Nevertheless, the Greek provisional government that emerged from the First National Assembly at Epidaurus attempted to abolish the separate Samian institutions with its law on provincial administration 30 April 1822, and impose an appointed governor, Kyriakos Moralis. This led to a short civil war on the island, with the supporters of the local system winning out. With the exception of a short period in 1828–1830, during the governorship of Ioannis Kapodistrias, when Samos was administered as part of the Province of the Eastern Sporades, the island retained its autonomous political system.

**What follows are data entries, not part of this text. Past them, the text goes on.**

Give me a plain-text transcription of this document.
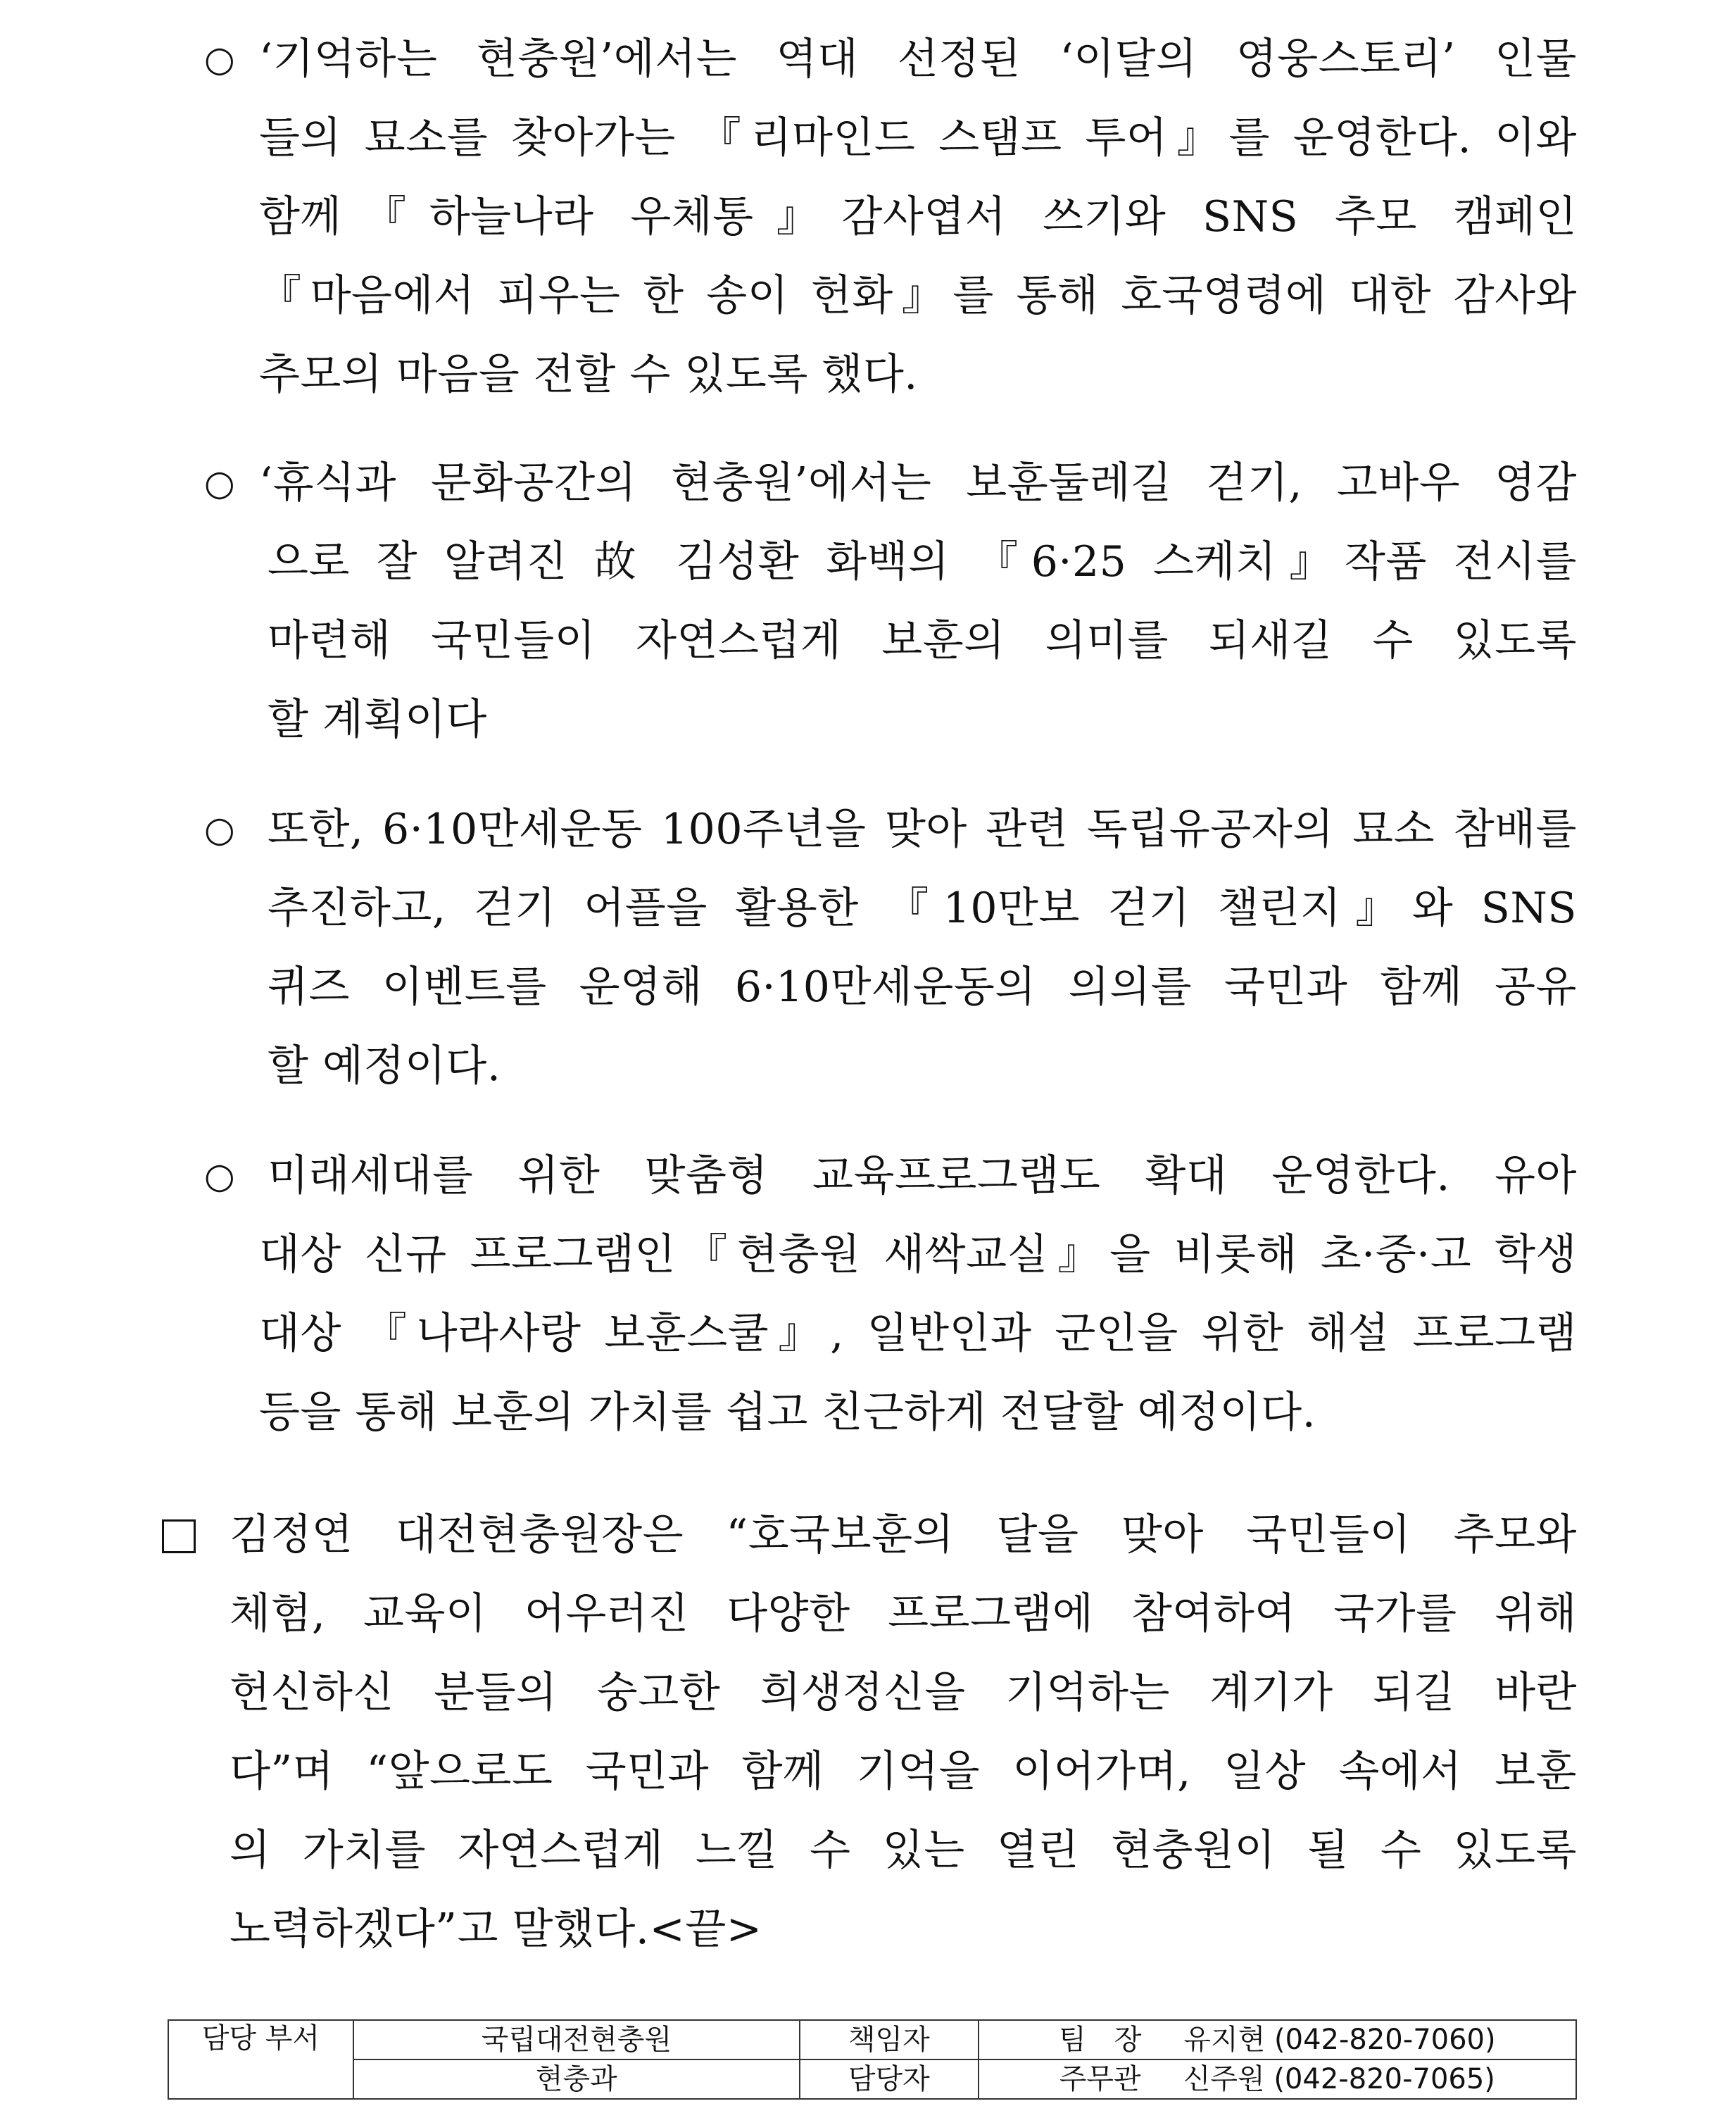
○ ‘기억하는 현충원’에서는 역대 선정된 ‘이달의 영웅스토리’ 인물
들의 묘소를 찾아가는 『리마인드 스탬프 투어』를 운영한다. 이와
함께『하늘나라 우체통』감사엽서 쓰기와 SNS 추모 캠페인
『마음에서 피우는 한 송이 헌화』를 통해 호국영령에 대한 감사와
추모의 마음을 전할 수 있도록 했다.
○ ‘휴식과 문화공간의 현충원’에서는 보훈둘레길 걷기, 고바우 영감
으로 잘 알려진 故 김성환 화백의 『6·25 스케치』작품 전시를
마련해 국민들이 자연스럽게 보훈의 의미를 되새길 수 있도록
할 계획이다
○ 또한, 6·10만세운동 100주년을 맞아 관련 독립유공자의 묘소 참배를
추진하고, 걷기 어플을 활용한 『10만보 걷기 챌린지』와 SNS
퀴즈 이벤트를 운영해 6·10만세운동의 의의를 국민과 함께 공유
할 예정이다.
○ 미래세대를 위한 맞춤형 교육프로그램도 확대 운영한다. 유아
대상 신규 프로그램인『현충원 새싹교실』을 비롯해 초·중·고 학생
대상 『나라사랑 보훈스쿨』, 일반인과 군인을 위한 해설 프로그램
등을 통해 보훈의 가치를 쉽고 친근하게 전달할 예정이다.
김정연 대전현충원장은 “호국보훈의 달을 맞아 국민들이 추모와
체험, 교육이 어우러진 다양한 프로그램에 참여하여 국가를 위해
헌신하신 분들의 숭고한 희생정신을 기억하는 계기가 되길 바란
다”며 “앞으로도 국민과 함께 기억을 이어가며, 일상 속에서 보훈
의 가치를 자연스럽게 느낄 수 있는 열린 현충원이 될 수 있도록
노력하겠다”고 말했다.<끝>
담당 부서	국립대전현충원	책임자	팀　장 유지현 (042-820-7060)

	현충과	담당자	주무관 신주원 (042-820-7065)
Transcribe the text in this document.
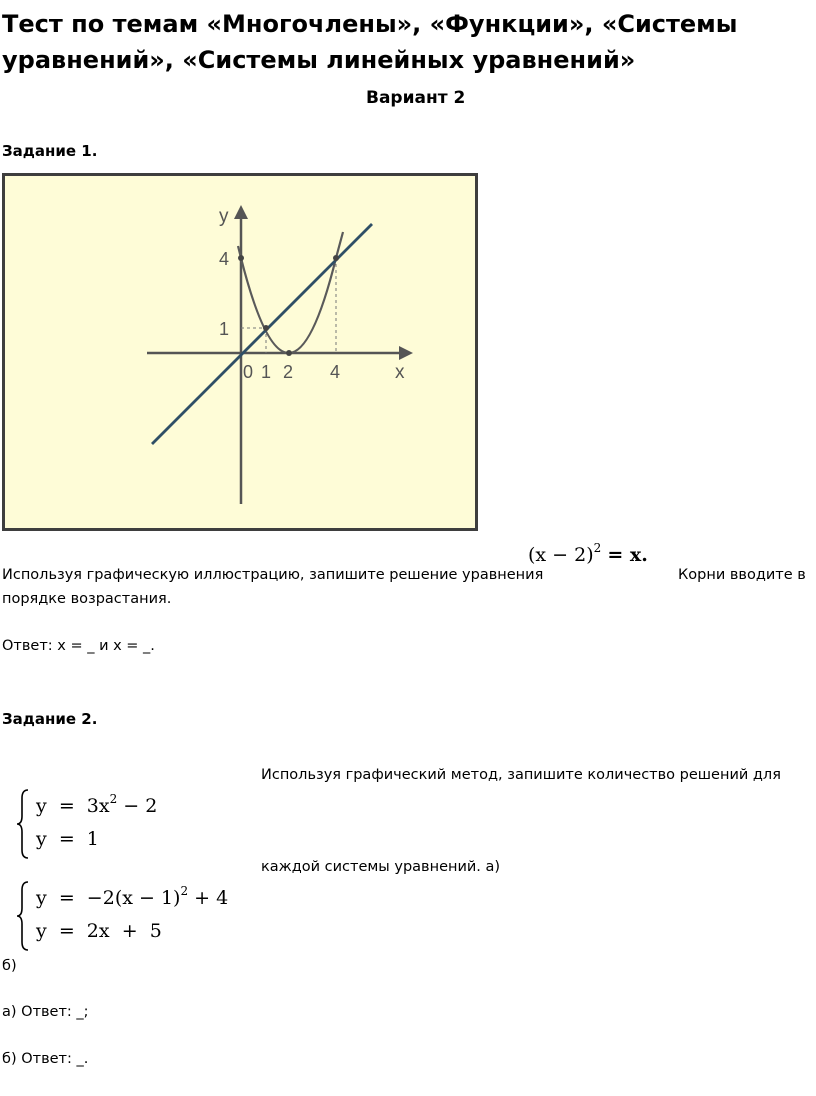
Тест по темам «Многочлены», «Функции», «Системы уравнений», «Системы линейных уравнений»
Вариант 2
Задание 1.
y
x
4
1
0 1 2 4
Используя графическую иллюстрацию, запишите решение уравнения
$(x - 2)^2 = x$.
Корни вводите в
порядке возрастания.
Ответ: x = _ и x = _.
Задание 2.
Используя графический метод, запишите количество решений для
каждой системы уравнений. а)
$y = 3x^2 - 2$
y  =  1
$y = -2(x - 1)^2 + 4$
y  =  2x  +  5
б)
а) Ответ: _;
б) Ответ: _.
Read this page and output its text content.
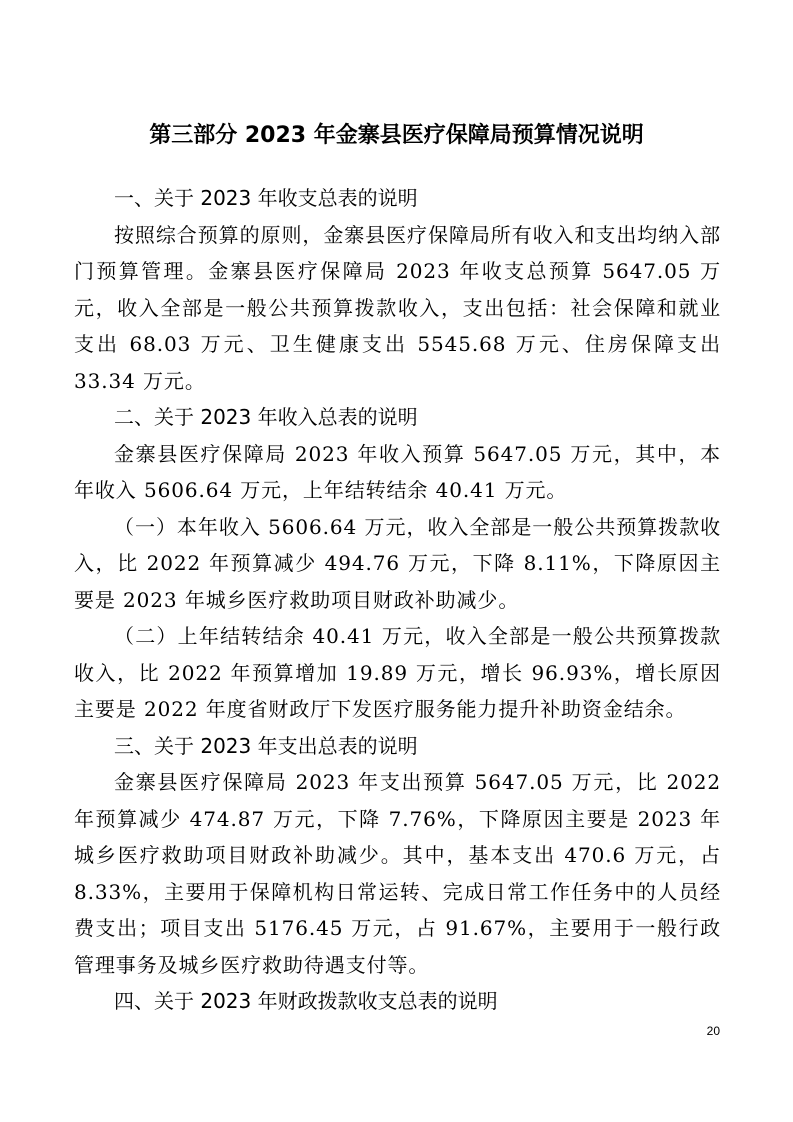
第三部分 2023 年金寨县医疗保障局预算情况说明

一、关于 2023 年收支总表的说明

按照综合预算的原则，金寨县医疗保障局所有收入和支出均纳入部门预算管理。金寨县医疗保障局 2023 年收支总预算 5647.05 万元，收入全部是一般公共预算拨款收入，支出包括：社会保障和就业支出 68.03 万元、卫生健康支出 5545.68 万元、住房保障支出 33.34 万元。

二、关于 2023 年收入总表的说明

金寨县医疗保障局 2023 年收入预算 5647.05 万元，其中，本年收入 5606.64 万元，上年结转结余 40.41 万元。

（一）本年收入 5606.64 万元，收入全部是一般公共预算拨款收入，比 2022 年预算减少 494.76 万元，下降 8.11%，下降原因主要是 2023 年城乡医疗救助项目财政补助减少。

（二）上年结转结余 40.41 万元，收入全部是一般公共预算拨款收入，比 2022 年预算增加 19.89 万元，增长 96.93%，增长原因主要是 2022 年度省财政厅下发医疗服务能力提升补助资金结余。

三、关于 2023 年支出总表的说明

金寨县医疗保障局 2023 年支出预算 5647.05 万元，比 2022 年预算减少 474.87 万元，下降 7.76%，下降原因主要是 2023 年城乡医疗救助项目财政补助减少。其中，基本支出 470.6 万元，占 8.33%，主要用于保障机构日常运转、完成日常工作任务中的人员经费支出；项目支出 5176.45 万元，占 91.67%，主要用于一般行政管理事务及城乡医疗救助待遇支付等。

四、关于 2023 年财政拨款收支总表的说明

20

Due to its proximity to the Anatolian shore and its distance from the main centres of the Greek Revolution on the Greek mainland, Samos was particularly vulnerable to Ottoman attack. With the crucial assistance of the Greek revolutionary fleet, the Samians were successful in repelling three Ottoman attempts at recapturing the island, in July 1821, August–September 1824 and July–August 1826. The island, however, was not incorporated into the independent Kingdom of Greece. Instead, the island resumed its separate government until it was transformed into an autonomous tributary principality in 1834.